The Computer Society of Kenya

Since 1986

idea-picBUSINESS DAILY By DAVIS AYAKO

THURSDAY NOVEMBER 04 2021

The threat and reality of data larceny and exploitation has made data security a matter of major concern to consumers and regulators globally.

The pervasive risk of data larceny and tampering has given rise to a number of data protection measures, both at the systemic and institutional levels. Further, the risk of infringing on a customer’s privacy is growing by the day given the increased frequency and granularity of the data being collected and advances in the technology for processing the same. This has led to the need for laws to secure personal data privacy.

The enactment into law of the Data Protection Act in November 2019 was a watershed moment. Designed to bring the protection of personal data from exploitation in Kenya into the 21st century, the Act presents a significant step forward because it facilitates lawful use of personal data, including research, thus strengthening individuals’ fundamental rights.

The Act would later be operationalised through the appointment, in November 2019, of Kenya’s first data commissioner. The Act governs the use, processing, and archiving of personal data; establishes the Office of the Data Protection Commissioner; makes provision for the regulation of the processing of personal data; stipulates the data producers’ rights and specifies the obligations of the data controllers and processors.

True, this law was expedited amidst increasing concerns raised by consumers over the safety of personal data which is being collected by the Government and vendors.

Even then, the implementation of the Act has not come without challenges, especially for banks and other financial institutions. The new data regulations coincided with drastically changing customer attitudes to data protection, compelling banks to meet stronger-than-ever privacy standards.

For starters, the implementation of the Data Protection Act has brought with it an inevitable change in culture. The Act has brought a significant change in terms of how data relating to data subjects are handled. This has necessitated the training of staff members in different financial organisations on the provisions of the Act as well as educating data subjects on the same including, but not limited to their rights under the Act.

Secondly, while this law is applicable to institutions handling public data, the customers in these institutions generally have varying levels of knowledge. As a result, it may be challenging for customers with limited educational background to understand their rights and the legal requirements of the Data Protection Act.

Some of the rights include the customer’s right to request a bank to erase their data, update their data or share their data with another bank other than the one they are currently banking with.

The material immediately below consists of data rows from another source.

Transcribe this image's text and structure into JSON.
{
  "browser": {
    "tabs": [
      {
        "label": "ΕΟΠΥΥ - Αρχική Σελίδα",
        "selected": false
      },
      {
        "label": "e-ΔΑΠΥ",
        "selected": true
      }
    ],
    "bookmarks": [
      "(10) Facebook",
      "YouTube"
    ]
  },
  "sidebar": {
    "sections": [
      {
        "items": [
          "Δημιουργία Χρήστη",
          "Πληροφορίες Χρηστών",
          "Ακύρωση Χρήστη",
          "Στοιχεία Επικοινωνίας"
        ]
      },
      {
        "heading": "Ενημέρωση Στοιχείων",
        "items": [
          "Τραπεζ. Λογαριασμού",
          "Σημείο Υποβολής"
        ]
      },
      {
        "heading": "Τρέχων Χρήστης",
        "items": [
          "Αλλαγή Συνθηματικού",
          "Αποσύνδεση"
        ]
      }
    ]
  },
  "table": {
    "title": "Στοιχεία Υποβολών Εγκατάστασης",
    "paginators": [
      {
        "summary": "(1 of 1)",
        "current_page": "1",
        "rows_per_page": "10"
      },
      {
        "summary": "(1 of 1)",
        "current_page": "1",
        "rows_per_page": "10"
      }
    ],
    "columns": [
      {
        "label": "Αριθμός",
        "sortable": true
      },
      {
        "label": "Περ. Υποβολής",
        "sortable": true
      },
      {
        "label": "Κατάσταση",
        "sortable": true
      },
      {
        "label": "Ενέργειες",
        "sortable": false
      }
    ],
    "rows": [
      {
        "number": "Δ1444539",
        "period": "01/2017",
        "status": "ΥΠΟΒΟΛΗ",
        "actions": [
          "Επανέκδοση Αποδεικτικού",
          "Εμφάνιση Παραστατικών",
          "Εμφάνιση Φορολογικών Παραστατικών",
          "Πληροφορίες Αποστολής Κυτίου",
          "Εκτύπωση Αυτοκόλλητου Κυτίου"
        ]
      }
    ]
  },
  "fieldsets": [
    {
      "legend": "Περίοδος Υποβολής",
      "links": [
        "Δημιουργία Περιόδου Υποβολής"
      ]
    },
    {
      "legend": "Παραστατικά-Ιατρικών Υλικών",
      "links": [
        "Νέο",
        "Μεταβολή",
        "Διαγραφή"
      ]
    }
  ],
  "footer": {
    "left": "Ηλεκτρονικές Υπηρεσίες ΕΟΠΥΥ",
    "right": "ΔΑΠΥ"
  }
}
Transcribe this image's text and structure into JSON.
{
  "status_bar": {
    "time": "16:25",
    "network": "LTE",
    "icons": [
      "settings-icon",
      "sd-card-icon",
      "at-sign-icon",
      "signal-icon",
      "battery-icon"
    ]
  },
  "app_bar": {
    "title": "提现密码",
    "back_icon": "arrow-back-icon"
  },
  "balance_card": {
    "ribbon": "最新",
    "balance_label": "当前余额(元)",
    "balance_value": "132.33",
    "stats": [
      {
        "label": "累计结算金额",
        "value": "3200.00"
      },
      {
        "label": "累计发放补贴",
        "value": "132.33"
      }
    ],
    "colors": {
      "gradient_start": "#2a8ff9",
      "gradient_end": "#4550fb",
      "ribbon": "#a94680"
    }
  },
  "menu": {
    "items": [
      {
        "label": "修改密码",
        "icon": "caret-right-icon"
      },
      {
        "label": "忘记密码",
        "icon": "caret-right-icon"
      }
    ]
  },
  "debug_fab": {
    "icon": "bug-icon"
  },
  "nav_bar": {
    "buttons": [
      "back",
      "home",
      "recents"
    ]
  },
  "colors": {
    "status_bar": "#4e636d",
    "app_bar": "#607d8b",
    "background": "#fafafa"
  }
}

Thirdly, Section 32 of the Act provides for conditions of consent. Even then, banking institutions should ensure that this consent is “informed” which means that the customer ought to understand data processing activities and their implications on their rights.

However, in rural and low-income communities, the data subjects (consumers) may not understand their rights, where and when they apply. For instance, under Section 40 (b) of the Act, a customer may not be aware of their right to have a banking institution erase all their data and that it would be a contravention of the law to retain such data.

Fourthly, the Act’s stipulation that a customer has the right to request one bank to transfer data to another bank is not practical and hence beats the intention of the law. Also, in business terms, this requirement seems unfair as it would appear to promote “poaching” of customers which many banking institutions may object to.

Further, the new law anticipates that the bank will hire a resource to manage data protection, review of the bank’s policy to align to the Act, rewording of Know Your Customer (KYC) and Terms & Conditions (T&C) documents to incorporate data, among other applicable costs that come with the implementation of this law.

There may also be a need to enhance the current technology design to fit the encrypted type of data as required by the law, which presents a high risk to data subjects’ rights and freedoms.

There is a need for sensitisation of both the banking institutions and the data subjects to ensure that the data held is correct and up to date so as to adhere to the law and avoid penalties stipulated therein.

Other measures that banks can take to deal with these challenges include frequently reminding the customer to update their information; sensitising customers on their rights under the Act; educating the customer on consent and the circumstances under which consent applies and finally, educating the customer about the risk in sharing their data with third parties, according to the Act.